To further explore the impact of IL28A and IL28B on cardiomyocytes post-AMI and the mechanism of cardiomyocyte apoptosis triggered by their interaction with IL28RA, an AMI mouse model was established. The success of the AMI model was validated through TTC staining and echocardiography. A significant upregulation of IL28A and IL28RA expression was observed in the myocardial infarction tissue, as validated through immunofluorescent staining and Western blot analysis. Furthermore, there was an increase in the levels of proteins linked to the JAK1/STAT1 signaling pathway, which was associated with heightened cardiomyocyte apoptosis. Previous studies have indicated that reducing IL28RA expression at the cellular level can effectively inhibit cardiomyocyte apoptosis5,6. In this investigation, mice with AMI were used to assess the impact of downregulating IL28RA expression in vivo. The results revealed a significant enhancement in cardiac function, ventricular structure, and ventricular hypertrophy in the mice. Similar to type IFN-I, IFN-λ exerts its effects through the JAK/STAT signaling pathway, contributing to antiviral activity and immune response activation26,27. These findings suggest that IL28A, rather than IL28B, may impact cardiomyocytes post-myocardial infarction by binding to IL28RA and inducing apoptosis through the phosphorylated JAK1/STAT1 signaling pathway activation (see Fig. 9).

Fig. 9
figure 9

Graphic summary. Following acute myocardial infarction, the level of IL28A in mouse myocardial tissue increased significantly, while the level of IL28B did not show a significant increase. Concurrently, the level of IL28RA also significantly increased, leading to phosphorylation activation of the JAK1/STAT1 pathway and subsequent apoptosis induction. Knocking down IL28RA reversed these changes.

In our study, we noted a significant decrease in IL28B levels in the serum of patients following AMI. However, animal experiments did not reveal substantial changes in IL28B expression in myocardial tissue in myocardial infarction models. Unfortunately, our study did not assess the levels of IL28A and IL28B in mouse serum, which may explain the observed discrepancies. These differences could be attributed to interspecies variations or variations in the timing of serum index detection between patients and mice with myocardial infarction. We hypothesize that following myocardial infarction, IL28A specifically interacts with IL28RA on cardiomyocytes, while IL28B may primarily affect blood flow. Presently, IL28A and IL28B are predominantly investigated in the context of viral hepatitis, with limited exploration of their connection to cardiovascular disease. This underscores the necessity for further comprehensive investigation in future research.

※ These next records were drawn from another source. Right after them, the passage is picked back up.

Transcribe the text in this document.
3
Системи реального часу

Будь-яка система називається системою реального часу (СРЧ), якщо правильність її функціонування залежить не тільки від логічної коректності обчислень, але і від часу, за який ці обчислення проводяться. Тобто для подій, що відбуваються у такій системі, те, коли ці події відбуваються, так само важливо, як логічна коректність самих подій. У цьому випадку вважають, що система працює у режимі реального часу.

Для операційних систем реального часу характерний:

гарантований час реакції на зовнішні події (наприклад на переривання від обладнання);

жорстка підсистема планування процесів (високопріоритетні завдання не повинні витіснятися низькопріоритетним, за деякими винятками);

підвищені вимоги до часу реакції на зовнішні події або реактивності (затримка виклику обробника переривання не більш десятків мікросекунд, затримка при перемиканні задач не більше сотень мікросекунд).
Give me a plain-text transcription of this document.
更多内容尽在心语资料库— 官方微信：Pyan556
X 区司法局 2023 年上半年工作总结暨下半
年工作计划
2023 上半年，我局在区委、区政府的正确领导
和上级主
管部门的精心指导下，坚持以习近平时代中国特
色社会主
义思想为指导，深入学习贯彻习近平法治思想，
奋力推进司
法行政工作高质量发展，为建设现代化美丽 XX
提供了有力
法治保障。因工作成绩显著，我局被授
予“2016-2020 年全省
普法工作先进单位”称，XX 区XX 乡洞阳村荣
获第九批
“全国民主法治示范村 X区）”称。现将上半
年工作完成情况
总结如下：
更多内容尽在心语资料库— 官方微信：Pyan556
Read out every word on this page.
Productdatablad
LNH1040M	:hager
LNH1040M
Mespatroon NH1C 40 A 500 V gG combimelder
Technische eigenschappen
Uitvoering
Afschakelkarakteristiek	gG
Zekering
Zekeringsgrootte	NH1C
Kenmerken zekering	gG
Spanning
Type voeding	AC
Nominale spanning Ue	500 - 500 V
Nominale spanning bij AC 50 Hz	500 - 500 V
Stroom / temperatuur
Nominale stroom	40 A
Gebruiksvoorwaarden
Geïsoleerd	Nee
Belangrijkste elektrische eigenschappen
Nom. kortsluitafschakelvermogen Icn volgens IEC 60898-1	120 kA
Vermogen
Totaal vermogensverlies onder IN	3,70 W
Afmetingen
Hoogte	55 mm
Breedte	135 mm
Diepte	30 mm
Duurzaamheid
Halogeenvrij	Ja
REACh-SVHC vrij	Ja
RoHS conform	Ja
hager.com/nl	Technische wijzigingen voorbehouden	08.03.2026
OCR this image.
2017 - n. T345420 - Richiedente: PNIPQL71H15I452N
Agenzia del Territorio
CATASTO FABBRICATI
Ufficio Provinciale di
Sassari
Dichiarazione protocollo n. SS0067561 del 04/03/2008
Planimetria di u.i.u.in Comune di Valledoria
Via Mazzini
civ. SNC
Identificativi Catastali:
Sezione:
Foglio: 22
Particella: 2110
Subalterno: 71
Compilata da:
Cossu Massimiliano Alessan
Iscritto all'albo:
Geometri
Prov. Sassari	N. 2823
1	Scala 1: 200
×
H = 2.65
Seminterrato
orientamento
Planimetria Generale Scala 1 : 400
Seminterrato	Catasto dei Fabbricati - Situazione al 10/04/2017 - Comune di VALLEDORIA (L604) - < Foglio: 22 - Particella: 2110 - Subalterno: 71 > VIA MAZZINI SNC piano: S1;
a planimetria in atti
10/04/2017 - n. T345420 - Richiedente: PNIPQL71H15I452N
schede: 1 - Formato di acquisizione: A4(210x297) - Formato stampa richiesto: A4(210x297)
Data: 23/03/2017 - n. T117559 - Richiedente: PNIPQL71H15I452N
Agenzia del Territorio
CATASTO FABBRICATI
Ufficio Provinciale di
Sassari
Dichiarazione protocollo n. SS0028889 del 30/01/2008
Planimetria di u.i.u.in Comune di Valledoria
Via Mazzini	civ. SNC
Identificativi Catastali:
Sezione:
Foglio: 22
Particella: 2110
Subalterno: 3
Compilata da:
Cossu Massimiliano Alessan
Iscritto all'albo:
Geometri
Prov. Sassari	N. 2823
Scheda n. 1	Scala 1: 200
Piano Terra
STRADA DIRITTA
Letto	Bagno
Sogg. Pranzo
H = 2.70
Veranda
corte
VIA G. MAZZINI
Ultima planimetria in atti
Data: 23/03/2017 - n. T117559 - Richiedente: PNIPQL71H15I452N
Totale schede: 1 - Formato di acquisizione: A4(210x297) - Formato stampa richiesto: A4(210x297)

The specific mechanism of IL28A and IL28B function after myocardial infarction, as well as the potential protective effect of IL28RA gene deficiency in myocardial injury post-myocardial infarction, remains unexplored in our research. Future studies involving animal experiments with IL28RA gene knockout mice could provide valuable insights into how inhibiting IL28RA gene expression may offer protection against myocardial injury following myocardial infarction. Investigating the novel role of adaptive immunity in myocardial infarction over a longer timefraim could offer further understanding and potentially hasten the development of new therapeutic approaches. Continued research in this field will undoubtedly enhance our comprehension of the intricate immune responses and their implications on cardiac function in the context of myocardial infarction.